Alongside such other local kidvid icons as Officer Joe Bolton and Captain Jack McCarthy, McCann projected a friendly, goofy grown-up introducing a generation of baby boomers to gently surreal comedy sketches and the magic of Laurel & Hardy and other 1930s and ’40s comedians. Among McCann’s countless characters and impersonations — from the comic strips’ Little Orphan Annie to untalented ventriloquist Sid Dump to bumbling escape artist the Great Voodini — his standout portrayal was the legendary Stan Laurel, a real-life close friend.

“I think he taught a whole generation of kids not to be afraid to laugh,” says author-screenwriter Mark Evanier, who directed McCann’s vocal performance on the animated TV series “The Garfield Show.” “He just exuded creativity.” McCann did so equally in his personal life, Evanier says. “He lived show business and loved to entertain. He could be at a coffee shop with three people, and he’d put on a show for you. It’s staggering, the number of friends he made.”

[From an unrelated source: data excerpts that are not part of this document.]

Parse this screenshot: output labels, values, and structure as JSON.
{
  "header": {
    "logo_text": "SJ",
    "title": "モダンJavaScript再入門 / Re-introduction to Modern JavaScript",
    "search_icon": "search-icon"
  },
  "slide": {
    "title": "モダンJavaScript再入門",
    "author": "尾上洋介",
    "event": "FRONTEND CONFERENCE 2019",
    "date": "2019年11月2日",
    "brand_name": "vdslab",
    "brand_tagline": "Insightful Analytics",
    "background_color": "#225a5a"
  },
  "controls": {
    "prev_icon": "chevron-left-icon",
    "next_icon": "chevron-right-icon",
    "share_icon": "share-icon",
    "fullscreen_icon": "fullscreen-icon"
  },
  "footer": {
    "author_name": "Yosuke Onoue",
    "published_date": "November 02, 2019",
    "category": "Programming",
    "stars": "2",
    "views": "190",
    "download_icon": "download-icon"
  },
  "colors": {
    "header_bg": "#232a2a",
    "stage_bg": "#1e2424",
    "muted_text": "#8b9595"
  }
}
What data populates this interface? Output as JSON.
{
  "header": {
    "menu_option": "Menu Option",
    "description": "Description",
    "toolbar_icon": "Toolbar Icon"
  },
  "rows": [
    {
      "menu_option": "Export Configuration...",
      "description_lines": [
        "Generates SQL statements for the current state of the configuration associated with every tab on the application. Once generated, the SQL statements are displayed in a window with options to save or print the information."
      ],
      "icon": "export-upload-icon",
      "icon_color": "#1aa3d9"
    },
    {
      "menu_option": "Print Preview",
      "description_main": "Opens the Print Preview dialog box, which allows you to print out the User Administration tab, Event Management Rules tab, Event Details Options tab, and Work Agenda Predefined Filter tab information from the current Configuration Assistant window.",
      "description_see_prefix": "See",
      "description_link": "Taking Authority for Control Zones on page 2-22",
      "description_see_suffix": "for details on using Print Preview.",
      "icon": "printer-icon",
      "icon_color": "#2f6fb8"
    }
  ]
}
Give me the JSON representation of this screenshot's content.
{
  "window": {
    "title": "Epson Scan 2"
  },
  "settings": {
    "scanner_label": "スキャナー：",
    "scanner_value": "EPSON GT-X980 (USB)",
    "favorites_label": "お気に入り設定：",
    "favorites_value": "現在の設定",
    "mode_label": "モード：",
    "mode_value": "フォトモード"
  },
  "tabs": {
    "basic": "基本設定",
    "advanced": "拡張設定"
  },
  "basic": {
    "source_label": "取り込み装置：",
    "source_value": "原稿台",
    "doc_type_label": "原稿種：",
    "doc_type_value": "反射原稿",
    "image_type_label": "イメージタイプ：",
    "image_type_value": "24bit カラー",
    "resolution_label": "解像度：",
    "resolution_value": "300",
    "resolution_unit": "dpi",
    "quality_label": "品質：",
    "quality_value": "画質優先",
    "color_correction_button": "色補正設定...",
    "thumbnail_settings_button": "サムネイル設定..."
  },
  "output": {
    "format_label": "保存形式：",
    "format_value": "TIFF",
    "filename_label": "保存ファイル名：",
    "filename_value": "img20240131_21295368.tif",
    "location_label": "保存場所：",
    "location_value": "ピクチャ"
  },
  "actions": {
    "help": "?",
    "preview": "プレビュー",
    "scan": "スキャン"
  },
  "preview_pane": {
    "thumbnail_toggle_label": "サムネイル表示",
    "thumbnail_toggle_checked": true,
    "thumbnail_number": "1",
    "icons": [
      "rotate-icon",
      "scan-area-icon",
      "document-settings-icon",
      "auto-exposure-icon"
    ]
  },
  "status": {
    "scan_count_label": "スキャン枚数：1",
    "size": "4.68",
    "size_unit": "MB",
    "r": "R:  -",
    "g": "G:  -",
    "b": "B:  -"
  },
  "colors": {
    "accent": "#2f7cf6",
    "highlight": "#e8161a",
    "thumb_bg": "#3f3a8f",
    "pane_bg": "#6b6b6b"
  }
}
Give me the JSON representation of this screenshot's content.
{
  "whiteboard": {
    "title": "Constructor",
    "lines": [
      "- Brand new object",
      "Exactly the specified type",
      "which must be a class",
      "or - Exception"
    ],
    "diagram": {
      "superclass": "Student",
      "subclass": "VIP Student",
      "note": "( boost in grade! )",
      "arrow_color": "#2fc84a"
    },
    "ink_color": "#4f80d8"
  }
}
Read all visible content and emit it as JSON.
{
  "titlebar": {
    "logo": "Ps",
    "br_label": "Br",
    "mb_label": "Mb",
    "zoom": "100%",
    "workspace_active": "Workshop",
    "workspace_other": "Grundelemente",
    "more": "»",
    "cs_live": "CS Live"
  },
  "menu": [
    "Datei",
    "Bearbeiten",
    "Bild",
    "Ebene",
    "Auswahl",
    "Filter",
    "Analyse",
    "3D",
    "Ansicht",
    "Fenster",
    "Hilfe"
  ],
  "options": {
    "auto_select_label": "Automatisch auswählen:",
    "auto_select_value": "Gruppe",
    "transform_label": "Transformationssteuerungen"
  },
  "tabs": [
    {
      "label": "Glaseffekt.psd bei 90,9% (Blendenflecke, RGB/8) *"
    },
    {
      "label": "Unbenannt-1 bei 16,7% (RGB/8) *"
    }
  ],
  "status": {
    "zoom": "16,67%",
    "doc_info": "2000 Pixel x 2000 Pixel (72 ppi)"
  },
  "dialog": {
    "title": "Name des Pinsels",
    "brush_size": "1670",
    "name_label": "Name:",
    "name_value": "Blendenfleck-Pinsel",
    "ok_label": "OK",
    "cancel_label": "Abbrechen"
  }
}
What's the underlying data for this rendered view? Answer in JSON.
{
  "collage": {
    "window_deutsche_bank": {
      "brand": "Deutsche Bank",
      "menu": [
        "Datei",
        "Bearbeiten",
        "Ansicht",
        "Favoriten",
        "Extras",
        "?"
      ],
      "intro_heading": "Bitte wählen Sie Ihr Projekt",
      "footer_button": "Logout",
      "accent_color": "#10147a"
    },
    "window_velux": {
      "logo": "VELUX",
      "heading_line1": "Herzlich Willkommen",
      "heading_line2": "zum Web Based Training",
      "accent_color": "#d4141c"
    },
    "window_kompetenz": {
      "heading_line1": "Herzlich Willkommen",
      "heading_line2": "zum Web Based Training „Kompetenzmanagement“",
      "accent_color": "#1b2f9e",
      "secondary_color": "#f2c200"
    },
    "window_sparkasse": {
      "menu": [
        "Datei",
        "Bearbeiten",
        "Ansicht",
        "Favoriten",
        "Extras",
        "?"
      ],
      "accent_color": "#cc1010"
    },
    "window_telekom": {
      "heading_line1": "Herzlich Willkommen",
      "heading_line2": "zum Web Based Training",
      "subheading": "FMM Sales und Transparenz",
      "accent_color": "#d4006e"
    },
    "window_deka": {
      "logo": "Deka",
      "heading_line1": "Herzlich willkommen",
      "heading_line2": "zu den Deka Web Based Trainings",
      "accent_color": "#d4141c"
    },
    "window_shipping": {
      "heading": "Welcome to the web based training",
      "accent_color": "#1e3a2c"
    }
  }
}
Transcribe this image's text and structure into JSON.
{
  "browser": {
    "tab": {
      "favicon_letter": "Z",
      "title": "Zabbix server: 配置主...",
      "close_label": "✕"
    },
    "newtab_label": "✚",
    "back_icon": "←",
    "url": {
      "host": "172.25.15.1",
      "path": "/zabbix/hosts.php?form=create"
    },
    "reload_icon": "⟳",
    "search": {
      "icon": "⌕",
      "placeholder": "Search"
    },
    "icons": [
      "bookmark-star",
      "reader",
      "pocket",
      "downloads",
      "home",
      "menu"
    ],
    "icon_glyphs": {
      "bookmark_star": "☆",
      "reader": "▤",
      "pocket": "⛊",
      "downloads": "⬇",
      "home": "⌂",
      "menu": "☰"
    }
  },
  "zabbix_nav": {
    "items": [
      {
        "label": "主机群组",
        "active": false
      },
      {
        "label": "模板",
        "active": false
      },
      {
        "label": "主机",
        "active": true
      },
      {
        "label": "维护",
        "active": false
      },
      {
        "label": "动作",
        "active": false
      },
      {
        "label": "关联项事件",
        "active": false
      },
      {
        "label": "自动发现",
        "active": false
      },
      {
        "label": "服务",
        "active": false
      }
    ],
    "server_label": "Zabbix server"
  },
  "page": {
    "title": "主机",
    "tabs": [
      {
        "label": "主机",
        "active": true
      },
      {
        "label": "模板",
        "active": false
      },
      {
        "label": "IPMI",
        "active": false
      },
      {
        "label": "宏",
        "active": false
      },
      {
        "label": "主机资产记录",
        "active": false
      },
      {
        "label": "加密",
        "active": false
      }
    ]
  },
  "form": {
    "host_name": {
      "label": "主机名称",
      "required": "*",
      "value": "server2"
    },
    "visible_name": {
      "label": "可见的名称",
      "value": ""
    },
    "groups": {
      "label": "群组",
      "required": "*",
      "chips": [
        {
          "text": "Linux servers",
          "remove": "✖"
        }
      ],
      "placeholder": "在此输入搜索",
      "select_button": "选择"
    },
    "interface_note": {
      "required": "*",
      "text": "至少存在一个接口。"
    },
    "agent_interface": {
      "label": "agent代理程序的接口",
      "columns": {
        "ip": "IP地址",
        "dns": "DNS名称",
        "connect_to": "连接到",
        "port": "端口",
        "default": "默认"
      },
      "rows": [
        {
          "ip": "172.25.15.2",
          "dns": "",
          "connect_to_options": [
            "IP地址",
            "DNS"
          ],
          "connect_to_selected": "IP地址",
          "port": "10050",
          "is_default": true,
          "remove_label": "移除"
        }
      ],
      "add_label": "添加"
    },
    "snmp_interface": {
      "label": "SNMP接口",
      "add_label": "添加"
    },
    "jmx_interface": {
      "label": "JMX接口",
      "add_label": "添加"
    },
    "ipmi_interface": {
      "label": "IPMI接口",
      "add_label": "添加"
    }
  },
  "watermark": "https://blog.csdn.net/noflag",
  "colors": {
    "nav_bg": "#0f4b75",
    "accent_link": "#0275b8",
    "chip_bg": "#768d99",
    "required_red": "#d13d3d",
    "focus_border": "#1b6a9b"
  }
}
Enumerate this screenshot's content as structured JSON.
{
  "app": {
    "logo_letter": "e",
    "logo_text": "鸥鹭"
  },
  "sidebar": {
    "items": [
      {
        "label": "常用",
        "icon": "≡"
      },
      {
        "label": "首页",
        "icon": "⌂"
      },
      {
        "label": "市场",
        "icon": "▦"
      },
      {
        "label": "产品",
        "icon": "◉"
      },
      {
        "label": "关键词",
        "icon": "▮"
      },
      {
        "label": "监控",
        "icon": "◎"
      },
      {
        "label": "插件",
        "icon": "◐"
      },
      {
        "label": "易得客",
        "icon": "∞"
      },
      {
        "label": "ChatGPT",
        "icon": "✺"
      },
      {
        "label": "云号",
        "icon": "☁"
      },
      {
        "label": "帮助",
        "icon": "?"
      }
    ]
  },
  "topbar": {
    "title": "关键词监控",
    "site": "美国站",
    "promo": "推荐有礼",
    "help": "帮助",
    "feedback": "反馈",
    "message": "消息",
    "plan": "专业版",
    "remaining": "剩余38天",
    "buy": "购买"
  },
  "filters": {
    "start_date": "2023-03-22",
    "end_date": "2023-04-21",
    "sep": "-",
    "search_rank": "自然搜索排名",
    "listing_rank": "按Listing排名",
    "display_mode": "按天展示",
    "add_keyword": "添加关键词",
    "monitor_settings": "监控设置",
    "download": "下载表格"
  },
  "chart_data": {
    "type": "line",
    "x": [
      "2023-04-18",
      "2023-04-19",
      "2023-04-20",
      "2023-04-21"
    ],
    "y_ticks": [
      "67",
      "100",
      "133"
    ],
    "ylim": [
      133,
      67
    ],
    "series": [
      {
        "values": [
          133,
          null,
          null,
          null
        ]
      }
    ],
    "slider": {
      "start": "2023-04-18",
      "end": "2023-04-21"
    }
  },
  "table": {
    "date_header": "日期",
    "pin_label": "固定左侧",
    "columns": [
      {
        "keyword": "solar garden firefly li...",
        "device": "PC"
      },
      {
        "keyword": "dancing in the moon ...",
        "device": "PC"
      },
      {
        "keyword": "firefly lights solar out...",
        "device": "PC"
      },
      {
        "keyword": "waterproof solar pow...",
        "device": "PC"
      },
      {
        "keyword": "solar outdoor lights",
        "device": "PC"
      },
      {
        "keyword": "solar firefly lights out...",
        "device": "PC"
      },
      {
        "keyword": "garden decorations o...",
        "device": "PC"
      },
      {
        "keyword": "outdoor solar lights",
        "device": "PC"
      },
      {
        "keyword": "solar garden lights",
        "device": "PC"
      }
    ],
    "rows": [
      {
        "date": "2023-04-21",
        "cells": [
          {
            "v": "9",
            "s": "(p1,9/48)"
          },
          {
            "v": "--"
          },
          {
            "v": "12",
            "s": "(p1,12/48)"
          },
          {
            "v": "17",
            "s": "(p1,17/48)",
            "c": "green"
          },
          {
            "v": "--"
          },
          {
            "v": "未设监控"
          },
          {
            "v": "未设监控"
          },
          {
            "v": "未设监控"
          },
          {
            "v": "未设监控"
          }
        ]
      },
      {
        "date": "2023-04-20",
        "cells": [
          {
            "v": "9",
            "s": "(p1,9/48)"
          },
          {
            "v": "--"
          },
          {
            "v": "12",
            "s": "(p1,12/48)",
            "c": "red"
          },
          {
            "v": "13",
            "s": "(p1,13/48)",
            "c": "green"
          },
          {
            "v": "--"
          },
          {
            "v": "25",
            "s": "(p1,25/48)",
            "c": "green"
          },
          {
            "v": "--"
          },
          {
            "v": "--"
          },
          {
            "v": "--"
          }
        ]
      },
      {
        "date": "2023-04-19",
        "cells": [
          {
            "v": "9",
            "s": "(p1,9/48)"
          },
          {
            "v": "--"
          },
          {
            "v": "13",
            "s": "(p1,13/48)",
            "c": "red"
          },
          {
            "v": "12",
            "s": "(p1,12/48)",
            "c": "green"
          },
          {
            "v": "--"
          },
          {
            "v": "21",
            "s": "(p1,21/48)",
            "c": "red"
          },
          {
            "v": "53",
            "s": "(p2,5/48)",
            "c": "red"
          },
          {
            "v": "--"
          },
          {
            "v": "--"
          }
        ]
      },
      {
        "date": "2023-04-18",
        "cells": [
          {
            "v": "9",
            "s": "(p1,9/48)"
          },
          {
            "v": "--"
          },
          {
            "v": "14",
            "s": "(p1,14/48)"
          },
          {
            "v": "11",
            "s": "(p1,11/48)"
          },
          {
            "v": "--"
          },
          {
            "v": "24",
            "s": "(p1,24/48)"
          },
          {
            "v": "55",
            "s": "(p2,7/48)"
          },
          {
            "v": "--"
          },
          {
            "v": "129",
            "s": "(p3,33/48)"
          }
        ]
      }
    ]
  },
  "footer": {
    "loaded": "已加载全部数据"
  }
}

“He was just a complete joy to be around,” says another friend, actor Will Hutchins (“Sugarfoot”), of Glen Head, who lauded McCann’s “great expanse of style.”

His sunny face appeared in commercials for products including Right Guard antiperspirant — as the “Hi, Guy” neighbor in a pair of apartments sharing a single medicine chest in a common wall — and his expressive voice could be heard in spots for, among others, General Mills, for which he initially voiced the cereal mascot Sonny the Cuckoo Bird (“I’m cuckoo for Cocoa Puffs!”).

A third-generation performer whose grandfather, Arthur McCann, performed in the touring extravaganza “Buffalo Bill’s Wild West” and whose father, Val McCann, was a big band leader, McCann was born in Brooklyn on Sept. 2, 1934, and grew up in Queens. He began performing in Manhattan and Long Island nightclubs, and in such children’s shows as “Captain Kangaroo” and “Rootie Kazootie.” In 1962, he was among the voices on the hit comedy album lampooning the Kennedy administration, “The First Family.”

Following his own 1960s children’s shows, he made his film debut playing a deaf-mute in the drama “The Heart Is a Lonely Hunter” (1968). Among his other movies, he starred in the cult film “The Projectionist” (1971).

McCann made numerous TV guest appearances on shows including “Bonanza,” “The Bob Newhart Show,” “Kojack,” “The Rockford Files” and many others, up through a recurring role as Judge Byron Fudd in “Boston Legal.” He did innumerable TV voice-overs, from the Saturday-morning spy spoof “Cool McCool” in 1966 to Moe in the avant garde “Adventure Time” in the 2010s.

McCann is survived by his wife, Elizabeth Fanning, and two daughters from a previous marriage.